Me sentindo uma grande sortuda por tê-la encontrado e também por ser
acolhida daquela maneira por tanta gente que mal me conhecia, pouco
antes de me levantar, ouvi seu conselho:
“Minha filha, quando meu
menino chegou peguei aquela criança no colo e mostrei a Deus dizendo
que, se ele havia me dado aquela bênção e colocado aquele bebê em meu
caminho, que por favor me ajudasse a criar. Faça isso com sua bebê.
Assim que ela estiver em seus braços, apresente-a a Deus e diga que, se
ele a colocou ali, que te ajude a criar. E ele ajudará. Pode confiar”.
Descemos do ônibus, eu e meu filho (que tinha nove anos à época)

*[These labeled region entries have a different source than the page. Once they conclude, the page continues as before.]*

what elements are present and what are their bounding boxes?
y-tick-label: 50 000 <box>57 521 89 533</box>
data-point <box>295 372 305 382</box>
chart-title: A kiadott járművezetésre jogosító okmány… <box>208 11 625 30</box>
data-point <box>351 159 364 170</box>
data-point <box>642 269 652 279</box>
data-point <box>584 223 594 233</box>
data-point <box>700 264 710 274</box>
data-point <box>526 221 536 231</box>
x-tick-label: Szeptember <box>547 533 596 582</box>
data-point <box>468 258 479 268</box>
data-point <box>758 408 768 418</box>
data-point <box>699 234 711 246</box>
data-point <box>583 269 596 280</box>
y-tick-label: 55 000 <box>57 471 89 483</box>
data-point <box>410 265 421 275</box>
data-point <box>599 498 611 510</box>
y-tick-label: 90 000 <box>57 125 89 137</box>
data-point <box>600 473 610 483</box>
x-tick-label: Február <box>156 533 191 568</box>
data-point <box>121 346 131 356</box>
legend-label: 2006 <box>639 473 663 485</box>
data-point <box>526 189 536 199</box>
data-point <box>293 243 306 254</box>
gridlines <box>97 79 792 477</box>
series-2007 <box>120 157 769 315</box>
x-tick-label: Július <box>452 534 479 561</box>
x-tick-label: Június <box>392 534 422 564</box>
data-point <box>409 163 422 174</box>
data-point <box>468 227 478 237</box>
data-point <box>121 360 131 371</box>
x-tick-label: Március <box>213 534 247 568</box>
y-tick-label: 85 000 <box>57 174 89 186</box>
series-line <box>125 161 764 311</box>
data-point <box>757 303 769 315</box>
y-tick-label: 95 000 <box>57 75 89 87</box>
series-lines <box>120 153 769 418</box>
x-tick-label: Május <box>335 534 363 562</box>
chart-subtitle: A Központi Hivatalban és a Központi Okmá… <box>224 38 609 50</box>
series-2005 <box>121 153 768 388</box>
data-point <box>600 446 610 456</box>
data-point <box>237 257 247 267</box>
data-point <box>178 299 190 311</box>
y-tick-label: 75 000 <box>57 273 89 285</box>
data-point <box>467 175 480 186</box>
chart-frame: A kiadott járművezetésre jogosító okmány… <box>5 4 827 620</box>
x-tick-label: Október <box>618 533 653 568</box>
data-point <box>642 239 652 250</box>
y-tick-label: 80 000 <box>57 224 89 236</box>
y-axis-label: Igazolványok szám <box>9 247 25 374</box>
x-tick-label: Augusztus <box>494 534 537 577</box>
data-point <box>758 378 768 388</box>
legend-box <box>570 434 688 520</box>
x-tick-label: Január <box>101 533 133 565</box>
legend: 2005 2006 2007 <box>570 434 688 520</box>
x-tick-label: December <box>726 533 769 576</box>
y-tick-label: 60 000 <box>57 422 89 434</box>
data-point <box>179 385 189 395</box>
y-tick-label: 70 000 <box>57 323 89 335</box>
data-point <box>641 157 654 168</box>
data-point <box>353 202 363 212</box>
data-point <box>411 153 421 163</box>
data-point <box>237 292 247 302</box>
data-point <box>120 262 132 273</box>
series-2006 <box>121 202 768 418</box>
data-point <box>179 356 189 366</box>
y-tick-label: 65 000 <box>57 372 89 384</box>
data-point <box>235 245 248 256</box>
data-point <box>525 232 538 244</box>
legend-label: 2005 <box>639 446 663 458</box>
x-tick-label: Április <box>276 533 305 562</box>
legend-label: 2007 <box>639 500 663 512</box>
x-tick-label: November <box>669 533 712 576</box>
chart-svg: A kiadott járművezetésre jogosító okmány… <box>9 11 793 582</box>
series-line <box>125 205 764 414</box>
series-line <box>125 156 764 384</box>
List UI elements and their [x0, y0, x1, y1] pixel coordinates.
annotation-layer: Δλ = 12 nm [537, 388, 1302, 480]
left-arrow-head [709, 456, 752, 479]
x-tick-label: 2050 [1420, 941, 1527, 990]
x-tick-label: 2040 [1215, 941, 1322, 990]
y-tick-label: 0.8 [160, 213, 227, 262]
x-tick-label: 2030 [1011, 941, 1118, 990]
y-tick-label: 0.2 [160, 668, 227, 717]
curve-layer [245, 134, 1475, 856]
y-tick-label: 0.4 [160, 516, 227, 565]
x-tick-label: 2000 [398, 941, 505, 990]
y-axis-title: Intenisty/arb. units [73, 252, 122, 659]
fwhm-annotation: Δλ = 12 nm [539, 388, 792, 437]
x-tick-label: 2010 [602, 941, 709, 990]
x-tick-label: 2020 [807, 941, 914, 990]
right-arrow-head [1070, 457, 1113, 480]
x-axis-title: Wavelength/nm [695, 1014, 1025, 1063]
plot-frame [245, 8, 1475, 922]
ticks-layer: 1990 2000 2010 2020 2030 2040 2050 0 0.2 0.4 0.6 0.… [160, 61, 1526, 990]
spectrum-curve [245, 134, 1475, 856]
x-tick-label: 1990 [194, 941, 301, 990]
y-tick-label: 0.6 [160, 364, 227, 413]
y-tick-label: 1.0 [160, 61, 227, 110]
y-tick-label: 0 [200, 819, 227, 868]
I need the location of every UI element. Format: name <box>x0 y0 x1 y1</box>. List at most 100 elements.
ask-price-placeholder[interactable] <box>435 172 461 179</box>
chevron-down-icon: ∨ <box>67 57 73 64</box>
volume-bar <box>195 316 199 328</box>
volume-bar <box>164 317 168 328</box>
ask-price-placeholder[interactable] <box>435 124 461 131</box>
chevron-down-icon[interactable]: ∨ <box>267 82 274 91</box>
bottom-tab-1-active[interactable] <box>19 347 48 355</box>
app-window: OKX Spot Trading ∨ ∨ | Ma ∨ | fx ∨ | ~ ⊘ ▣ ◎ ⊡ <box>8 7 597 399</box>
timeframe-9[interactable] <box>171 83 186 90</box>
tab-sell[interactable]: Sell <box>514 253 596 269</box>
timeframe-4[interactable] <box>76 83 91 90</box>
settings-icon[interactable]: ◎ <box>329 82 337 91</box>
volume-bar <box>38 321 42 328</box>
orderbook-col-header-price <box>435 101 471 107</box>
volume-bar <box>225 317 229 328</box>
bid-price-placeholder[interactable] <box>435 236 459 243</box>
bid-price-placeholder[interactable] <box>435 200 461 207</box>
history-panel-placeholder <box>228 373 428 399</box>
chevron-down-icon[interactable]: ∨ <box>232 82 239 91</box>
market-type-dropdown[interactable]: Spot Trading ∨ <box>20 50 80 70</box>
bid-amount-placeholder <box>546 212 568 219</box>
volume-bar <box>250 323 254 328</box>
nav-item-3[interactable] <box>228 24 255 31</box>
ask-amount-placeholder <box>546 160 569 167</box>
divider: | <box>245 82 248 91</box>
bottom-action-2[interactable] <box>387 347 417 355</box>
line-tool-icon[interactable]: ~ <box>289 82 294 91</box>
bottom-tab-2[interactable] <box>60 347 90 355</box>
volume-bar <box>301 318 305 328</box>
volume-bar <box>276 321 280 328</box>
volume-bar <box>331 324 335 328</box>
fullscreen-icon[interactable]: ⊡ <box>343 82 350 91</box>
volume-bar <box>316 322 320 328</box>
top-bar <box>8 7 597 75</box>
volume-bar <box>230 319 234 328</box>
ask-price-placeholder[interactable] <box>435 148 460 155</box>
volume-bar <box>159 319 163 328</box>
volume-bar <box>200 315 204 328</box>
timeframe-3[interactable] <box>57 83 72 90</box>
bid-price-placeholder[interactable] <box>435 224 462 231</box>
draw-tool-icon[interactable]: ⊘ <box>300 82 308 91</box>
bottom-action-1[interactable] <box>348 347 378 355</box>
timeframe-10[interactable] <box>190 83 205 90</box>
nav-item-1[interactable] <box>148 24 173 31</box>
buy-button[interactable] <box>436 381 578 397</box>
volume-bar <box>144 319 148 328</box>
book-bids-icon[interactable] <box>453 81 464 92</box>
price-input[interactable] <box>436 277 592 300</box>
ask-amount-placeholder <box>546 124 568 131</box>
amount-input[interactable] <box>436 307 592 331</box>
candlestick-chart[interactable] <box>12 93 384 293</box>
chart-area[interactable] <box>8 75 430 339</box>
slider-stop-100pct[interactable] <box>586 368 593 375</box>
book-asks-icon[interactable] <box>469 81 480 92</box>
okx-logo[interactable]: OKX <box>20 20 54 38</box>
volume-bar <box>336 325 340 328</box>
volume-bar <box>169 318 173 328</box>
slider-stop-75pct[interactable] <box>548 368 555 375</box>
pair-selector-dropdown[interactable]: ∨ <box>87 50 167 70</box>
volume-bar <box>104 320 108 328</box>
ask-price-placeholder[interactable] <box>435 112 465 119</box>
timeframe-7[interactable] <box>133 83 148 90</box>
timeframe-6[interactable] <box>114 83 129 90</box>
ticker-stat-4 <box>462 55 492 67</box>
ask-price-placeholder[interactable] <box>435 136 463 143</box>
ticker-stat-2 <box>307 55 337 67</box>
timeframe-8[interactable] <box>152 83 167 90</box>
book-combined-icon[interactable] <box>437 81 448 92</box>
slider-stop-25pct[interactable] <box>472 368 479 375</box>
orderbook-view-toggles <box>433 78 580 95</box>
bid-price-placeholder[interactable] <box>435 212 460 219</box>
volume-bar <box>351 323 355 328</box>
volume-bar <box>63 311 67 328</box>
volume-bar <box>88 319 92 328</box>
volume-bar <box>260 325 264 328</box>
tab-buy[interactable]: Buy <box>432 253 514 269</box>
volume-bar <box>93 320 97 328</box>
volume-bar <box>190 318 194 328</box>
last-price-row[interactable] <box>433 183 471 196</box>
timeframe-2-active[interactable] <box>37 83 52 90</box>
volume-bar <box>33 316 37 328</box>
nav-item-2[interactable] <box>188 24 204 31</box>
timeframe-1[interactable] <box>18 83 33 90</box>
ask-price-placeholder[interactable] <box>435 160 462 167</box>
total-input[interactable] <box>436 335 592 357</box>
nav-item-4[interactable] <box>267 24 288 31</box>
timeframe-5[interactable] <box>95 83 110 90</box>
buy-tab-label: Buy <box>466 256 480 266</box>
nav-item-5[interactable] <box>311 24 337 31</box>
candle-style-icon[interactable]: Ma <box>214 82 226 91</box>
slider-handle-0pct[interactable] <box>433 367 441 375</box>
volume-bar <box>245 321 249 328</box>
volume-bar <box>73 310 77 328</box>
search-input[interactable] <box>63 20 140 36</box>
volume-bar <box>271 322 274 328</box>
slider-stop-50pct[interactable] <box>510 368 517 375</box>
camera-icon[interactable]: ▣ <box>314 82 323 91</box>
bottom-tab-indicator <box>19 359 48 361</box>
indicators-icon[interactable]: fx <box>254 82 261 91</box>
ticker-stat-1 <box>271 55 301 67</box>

emocionados e ali ficamos dando tchau para a senhorinha que sorria de
dentro do ônibus.
Chame você de Deus. Chame de Oxalá, de Universo,
de Vida, de Destino, de Divino, de Deusa, do que quiser. Não importa. A
maneira como você se relaciona com o inexplicável é íntima e exclusiva,
não diz respeito a ninguém. Mas, ainda que chame do seu jeito, jamais
abra mão de ouvir e perceber os Seus sinais. Não faça como eu fiz
naquele dia, em que me fechei em meus problemas e estava aborrecidíssima
porque simplesmente as coisas não estavam saindo como eu queria ou
imaginava ou esperava para mim. Nem sempre o Destino sabe o que a gente
quer, porque nem pra ele a gente conta… a gente fica esperando o
Universo adivinhar. E como ele não adivinha (ou não é para acontecer) a
gente se magoa, se ressente e fica ali curtindo um problema com todo o
nosso empenho.
Nem tudo é matéria na vida. Nem tudo é prático ou
realizável. Nossas emoções são sutis, nossas expectativas são instáveis
e, com tudo isso, nossa confiança adquire ares distintos conforme a fase
que enfrentamos. Considere que algumas coisas tem um tempo de
acontecer. Considere a importância de pedir, solicitar, sinalizar o que
precisa. Considere também a possibilidade de ouvir a resposta sem fazer
pirraça. Nossa mania de controle pode nos levar à beira da loucura se
não pararmos e entendermos que algumas coisas não dependem só da gente.
O que posso te dizer é que eu fiz, sim, o que aquela senhorinha me
sugeriu. E também posso te dizer que funcionou: taí minha filha que hoje
está com mais de 5 anos – forte como rocha – que não me deixa mentir. E
confidencio aqui que tem dia que ao olhar o sorriso constante dela e a
alegria de viver inabalável, me lembro daquela criatura simpática
falando comigo dentro do ônibus num dia quente, contrastando com o frio
escuro que se alojava dentro de mim.
Deixe a Vida falar com você.
Ouça o Destino colocando suas pedras e repare os novos rumos que ele
traça. Confiar e se entregar, pedir ajuda, abrir os olhos e os ouvidos
pode ser o único caminho para compreender a maioria dos acontecimentos.